Christine Laurent

Presque toute l’année, assignés à résidence. Obligés de subir le train-train, les tensions du boulot, les embouteillages, le sans-gêne des voisins, le stress, les fins de mois difficiles, bref les inévitables tracas et tracasseries. Alors, l’échappée belle, le grand saut vers l’ailleurs, on en rêvait déjà depuis plusieurs semaines, voire des mois. Les vacances, enfin ! Tout laisser là, au diable le quotidien, vive l’aventure, l’inattendu, les cieux plus bleus, le bonheur enfin, qu’il se niche dans le pré, sur le sable ou dans un fjord perdu dans les brumes du nord ! L’important, n’est-il pas d’échapper à notre  » prison  » de tous les jours, à la routine, au déjà et trop vu ?

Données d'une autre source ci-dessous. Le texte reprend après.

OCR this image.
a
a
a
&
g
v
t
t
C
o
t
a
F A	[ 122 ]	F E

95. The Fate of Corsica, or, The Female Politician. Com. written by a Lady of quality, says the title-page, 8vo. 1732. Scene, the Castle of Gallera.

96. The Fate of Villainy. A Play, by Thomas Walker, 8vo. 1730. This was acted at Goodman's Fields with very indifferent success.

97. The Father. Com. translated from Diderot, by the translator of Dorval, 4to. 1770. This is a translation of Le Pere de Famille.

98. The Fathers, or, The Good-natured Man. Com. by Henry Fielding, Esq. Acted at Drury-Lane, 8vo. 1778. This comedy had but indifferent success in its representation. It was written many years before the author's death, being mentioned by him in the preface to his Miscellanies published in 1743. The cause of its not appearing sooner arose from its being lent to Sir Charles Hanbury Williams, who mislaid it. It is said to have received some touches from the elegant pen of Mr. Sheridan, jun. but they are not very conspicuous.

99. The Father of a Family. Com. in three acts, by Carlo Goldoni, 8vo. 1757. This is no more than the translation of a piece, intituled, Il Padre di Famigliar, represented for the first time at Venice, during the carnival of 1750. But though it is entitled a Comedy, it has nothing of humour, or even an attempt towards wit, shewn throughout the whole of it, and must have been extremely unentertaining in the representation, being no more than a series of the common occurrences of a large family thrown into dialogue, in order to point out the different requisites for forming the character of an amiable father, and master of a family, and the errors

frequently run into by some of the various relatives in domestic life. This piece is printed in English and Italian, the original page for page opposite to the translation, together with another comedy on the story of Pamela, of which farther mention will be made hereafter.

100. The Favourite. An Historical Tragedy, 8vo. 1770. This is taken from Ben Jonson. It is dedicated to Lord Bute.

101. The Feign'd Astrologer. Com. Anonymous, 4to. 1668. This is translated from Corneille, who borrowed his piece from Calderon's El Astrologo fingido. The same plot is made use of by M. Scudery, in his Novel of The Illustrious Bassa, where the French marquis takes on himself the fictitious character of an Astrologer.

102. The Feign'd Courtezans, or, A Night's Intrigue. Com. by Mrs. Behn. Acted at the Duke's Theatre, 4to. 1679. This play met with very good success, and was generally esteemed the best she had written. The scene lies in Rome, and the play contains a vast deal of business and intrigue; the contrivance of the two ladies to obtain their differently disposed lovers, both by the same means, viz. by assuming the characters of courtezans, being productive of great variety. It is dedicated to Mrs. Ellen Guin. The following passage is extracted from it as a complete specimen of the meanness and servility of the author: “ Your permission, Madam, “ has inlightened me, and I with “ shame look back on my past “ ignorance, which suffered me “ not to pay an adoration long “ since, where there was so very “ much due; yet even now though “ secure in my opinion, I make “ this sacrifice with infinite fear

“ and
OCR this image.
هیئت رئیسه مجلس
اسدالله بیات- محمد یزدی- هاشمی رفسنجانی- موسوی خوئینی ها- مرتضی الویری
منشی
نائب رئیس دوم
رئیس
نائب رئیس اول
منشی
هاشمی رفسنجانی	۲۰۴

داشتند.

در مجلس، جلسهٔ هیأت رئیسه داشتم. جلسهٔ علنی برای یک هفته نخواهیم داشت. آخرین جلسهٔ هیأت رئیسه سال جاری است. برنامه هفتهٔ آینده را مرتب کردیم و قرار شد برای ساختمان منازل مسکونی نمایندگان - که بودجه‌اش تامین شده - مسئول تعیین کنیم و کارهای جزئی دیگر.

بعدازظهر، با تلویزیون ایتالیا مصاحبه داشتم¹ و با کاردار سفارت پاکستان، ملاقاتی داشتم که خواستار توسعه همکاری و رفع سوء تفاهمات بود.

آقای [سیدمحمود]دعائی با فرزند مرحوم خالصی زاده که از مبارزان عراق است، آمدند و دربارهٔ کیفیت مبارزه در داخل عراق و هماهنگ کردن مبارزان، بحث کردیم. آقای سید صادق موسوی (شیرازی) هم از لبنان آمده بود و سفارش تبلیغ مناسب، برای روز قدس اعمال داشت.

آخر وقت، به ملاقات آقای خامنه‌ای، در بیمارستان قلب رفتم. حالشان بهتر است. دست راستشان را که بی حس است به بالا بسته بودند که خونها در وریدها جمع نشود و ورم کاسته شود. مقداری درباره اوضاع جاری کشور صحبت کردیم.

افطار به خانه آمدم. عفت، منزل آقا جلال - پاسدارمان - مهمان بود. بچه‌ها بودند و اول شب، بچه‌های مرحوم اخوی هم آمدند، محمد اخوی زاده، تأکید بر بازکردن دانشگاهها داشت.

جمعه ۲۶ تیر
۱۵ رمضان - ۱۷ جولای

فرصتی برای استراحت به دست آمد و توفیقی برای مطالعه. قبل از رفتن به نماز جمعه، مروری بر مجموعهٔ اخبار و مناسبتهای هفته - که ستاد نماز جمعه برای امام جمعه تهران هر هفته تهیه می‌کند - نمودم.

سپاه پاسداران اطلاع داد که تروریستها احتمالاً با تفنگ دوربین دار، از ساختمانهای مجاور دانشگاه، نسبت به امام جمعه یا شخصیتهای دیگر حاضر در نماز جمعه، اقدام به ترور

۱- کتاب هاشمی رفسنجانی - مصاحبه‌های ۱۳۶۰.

Capter l’inconnu, la belle aventure ! Mais les valises à peine bouclées, juste au moment de glisser la clé dans la serrure, un brin de tristesse, juste un soupçon, trois fois rien, la gorge qui se noue, un frémissement d’hésitation. Partir, oui, mais en mourant un peu, juste un petit peu. Le temps de s’ébrouer, de se ressaisir. Rien de bien inquiétant, non. Il paraît même que cette fraction d’angoisse est indispensable pour pouvoir jouir pleinement du voyage à venir. S’arracher pour que le plaisir futur puisse être complet. Une étape qui favorise le passage entre l’avant et l’après.

L’après ? Bouger, partir, s’évader. Se mettre au vert, fuir la promiscuité (enfin de moins en moins), être maître de son temps… Ne rien faire, surtout ne rien faire.  » Buller « , lâcher prise, se laisser flotter, loin, bien loin de l’agitation. Pas si facile. Car il y a mille et un désirs à assouvir. A commencer par ceux que l’on n’a pas eu le temps de réaliser pendant l’année. Pas question de laisser échapper la moindre opportunité de concrétiser les plans mirifiques de rattrape que l’on avait concoctés pour l’été. Pas de passage à vide non plus. Les vacances se doivent d’être riches, intenses, excitantes, originales, remplies, au risque de déborder parfois. Même la météo est priée d’être au rendez-vous. Le grand suspense désormais quand tout chavire et que l’on gèle au sud pour suer dans le nord.

Ainsi au fil du temps,  » le repos pour le dur labeur accompli  » a-t-il évolué vers une nouvelle forme de stress plus larvée, souterraine, difficile à identifier sans véritable recul. Non, hélas, les vacances ne pourront jamais absorber la pléiade de vies fantasmées. Pis. Le retrait du monde, la petite fugue seront éphémères. A peine un chasse-spleen, un temps béni, une apnée, et encore, à la condition, indispensable, de larguer vraiment les amarres.